Mohammed Ben Sulayem has moved to frame Monday’s key meeting on possible tweaks to Formula 1’s 2026 regulations as a show of unity across the paddock, with the FIA president stressing “constructive and collaborative work” after what he described as issues emerging in the opening rounds of the season.
In a statement released following the talks, Ben Sulayem thanked the FIA’s own staff, teams, drivers and power unit manufacturers for acting quickly in what he called a short turnaround. The emphasis wasn’t subtle: this wasn’t pitched as a political bunfight or a mid-season scramble, but as the sport collectively doing damage limitation and getting back ahead of the story.
“Safety and sporting fairness remain the FIA’s highest priorities,” Ben Sulayem said, adding that changes had been “introduced to address the issues identified in the opening events and to ensure the continued integrity and quality of the competition.”

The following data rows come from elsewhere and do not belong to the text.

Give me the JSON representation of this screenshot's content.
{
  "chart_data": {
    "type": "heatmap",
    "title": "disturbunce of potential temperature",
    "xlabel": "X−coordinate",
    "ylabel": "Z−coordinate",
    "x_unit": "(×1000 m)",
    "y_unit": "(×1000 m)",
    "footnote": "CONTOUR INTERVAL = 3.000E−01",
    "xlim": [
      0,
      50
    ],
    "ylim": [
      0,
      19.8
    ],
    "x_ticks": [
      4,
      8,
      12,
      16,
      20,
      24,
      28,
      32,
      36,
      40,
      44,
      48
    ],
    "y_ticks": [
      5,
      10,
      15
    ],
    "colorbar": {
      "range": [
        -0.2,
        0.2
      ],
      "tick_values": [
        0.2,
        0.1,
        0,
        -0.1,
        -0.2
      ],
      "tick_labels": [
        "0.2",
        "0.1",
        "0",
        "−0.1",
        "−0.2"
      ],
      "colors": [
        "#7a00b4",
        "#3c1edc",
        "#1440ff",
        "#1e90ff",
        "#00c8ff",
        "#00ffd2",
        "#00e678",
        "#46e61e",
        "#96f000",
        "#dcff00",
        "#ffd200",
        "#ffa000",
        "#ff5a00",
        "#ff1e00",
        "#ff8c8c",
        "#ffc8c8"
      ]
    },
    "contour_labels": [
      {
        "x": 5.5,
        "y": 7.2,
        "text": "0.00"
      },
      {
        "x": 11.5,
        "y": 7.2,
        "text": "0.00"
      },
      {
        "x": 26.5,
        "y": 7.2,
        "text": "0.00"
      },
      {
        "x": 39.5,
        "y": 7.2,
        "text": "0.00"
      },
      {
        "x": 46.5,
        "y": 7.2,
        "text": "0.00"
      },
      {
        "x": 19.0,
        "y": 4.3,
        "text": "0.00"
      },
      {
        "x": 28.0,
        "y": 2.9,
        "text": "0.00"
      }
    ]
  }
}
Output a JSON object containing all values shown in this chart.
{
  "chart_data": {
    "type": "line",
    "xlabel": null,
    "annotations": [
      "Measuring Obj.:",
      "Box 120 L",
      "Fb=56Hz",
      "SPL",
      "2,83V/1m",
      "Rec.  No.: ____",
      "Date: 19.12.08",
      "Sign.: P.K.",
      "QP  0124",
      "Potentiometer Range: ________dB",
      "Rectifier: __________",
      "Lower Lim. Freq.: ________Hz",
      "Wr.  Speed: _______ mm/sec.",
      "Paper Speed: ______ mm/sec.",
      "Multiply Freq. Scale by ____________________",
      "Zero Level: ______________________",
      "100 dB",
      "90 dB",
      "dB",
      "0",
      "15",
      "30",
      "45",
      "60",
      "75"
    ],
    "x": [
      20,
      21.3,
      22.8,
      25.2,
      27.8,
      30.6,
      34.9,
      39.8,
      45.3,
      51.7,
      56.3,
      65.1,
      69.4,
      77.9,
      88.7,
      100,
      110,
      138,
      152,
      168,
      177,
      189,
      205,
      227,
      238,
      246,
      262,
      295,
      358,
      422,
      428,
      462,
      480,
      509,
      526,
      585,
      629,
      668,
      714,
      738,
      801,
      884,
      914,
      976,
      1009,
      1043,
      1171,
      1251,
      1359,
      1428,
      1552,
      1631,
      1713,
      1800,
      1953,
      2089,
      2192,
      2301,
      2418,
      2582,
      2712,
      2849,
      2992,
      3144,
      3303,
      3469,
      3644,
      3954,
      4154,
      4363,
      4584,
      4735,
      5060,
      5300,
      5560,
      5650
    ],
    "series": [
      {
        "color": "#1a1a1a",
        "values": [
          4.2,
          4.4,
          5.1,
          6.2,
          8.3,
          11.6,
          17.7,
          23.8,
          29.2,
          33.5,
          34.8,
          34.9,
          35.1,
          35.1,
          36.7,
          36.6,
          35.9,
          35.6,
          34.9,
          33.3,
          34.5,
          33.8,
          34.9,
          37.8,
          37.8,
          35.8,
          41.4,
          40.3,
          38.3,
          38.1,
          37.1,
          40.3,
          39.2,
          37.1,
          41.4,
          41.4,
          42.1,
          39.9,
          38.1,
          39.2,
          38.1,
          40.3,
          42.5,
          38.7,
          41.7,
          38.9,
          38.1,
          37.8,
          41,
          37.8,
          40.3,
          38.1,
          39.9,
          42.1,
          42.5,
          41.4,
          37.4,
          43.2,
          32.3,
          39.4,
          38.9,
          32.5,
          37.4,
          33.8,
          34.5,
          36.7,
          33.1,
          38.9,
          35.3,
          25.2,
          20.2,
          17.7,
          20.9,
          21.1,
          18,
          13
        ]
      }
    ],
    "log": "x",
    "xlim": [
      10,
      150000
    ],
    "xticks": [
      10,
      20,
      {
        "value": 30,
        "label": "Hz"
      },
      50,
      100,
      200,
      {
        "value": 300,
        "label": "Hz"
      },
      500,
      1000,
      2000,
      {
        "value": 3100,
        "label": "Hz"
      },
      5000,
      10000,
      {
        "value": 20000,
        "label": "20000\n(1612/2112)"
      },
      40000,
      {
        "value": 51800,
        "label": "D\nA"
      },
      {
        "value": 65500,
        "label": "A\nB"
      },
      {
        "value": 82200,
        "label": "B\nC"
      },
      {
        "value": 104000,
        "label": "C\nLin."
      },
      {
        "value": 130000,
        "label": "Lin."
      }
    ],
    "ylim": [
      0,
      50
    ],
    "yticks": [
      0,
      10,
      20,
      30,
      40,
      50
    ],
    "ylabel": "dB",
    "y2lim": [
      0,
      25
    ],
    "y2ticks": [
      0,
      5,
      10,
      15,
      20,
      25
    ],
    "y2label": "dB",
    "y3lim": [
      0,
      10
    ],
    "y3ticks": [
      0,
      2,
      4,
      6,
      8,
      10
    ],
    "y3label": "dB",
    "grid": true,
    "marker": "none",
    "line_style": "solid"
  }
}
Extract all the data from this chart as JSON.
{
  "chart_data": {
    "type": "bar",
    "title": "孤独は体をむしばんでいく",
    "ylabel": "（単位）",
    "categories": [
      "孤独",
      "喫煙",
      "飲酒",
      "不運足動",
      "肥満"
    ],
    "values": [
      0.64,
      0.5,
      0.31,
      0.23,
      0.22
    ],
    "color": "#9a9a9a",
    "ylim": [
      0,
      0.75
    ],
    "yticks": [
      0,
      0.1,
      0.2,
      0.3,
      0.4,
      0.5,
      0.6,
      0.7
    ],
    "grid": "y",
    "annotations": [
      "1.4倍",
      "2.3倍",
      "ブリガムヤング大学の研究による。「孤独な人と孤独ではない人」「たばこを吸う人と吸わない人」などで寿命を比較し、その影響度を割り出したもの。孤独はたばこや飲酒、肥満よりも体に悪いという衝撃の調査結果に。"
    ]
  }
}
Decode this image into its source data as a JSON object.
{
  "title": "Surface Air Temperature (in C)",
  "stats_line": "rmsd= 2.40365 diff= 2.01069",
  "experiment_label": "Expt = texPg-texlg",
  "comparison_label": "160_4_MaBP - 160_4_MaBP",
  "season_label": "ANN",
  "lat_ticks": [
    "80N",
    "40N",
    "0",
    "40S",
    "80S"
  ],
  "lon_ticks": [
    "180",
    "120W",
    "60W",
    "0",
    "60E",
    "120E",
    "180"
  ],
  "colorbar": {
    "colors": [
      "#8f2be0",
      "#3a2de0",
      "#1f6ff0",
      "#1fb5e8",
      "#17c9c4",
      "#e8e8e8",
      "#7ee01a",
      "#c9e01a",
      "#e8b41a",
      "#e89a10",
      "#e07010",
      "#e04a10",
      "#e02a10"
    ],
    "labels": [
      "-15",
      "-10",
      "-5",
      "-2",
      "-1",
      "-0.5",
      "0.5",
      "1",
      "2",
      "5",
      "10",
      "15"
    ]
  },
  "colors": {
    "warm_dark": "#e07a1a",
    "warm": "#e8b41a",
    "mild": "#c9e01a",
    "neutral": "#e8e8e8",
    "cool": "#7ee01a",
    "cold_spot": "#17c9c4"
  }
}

That word choice is doing plenty of work. In F1 terms, “integrity” and “quality” are usually the flags raised when the sport feels it’s drifting into uncomfortable territory — whether that’s cars behaving in ways nobody wants, racing outcomes being skewed by an unintended loophole, or something that’s simply not meeting the bar set when the rulebook was signed off. The FIA isn’t spelling out the technical details yet, but it’s clear enough that the first races of this new era have prompted a rethink, and quickly.
Ben Sulayem also nodded to an “unexpected gap in the calendar due to circumstances beyond the sport,” suggesting the timing of these discussions has been shaped as much by opportunity as urgency. Whatever created that window, the FIA has used it to convene a conversation that tends to be difficult at the best of times: altering the framework of a brand-new ruleset once it’s already gone live.
Perhaps the most pointed line in the statement, though, was the insistence that “more than ever, the drivers have been at the heart of these discussions”. That’s not a throwaway. Drivers are often consulted, listened to politely, then sent back to the simulator while the grown-ups haggle. If the FIA is leaning on their involvement publicly, it’s either because their feedback genuinely drove the direction of travel, or because the governing body wants the grid visibly aligned behind whatever comes next.
Either way, it’s an unmistakable attempt to get ahead of the inevitable: in a tight competitive landscape, any in-season regulatory adjustment risks being viewed through the lens of who it helps and who it hurts. Ben Sulayem’s message is essentially an inoculation against that — an assurance that the changes aren’t about engineering a winner, but about restoring balance and confidence in what 2026 is supposed to be.
For now, the FIA is keeping specifics under wraps, and Ben Sulayem’s statement reads like the preamble rather than the full briefing. But the direction is set: modifications are on the table, the early evidence has been compelling enough to force action, and the sport wants to present a united front before the next phase of the season begins.
The FIA says more information will follow.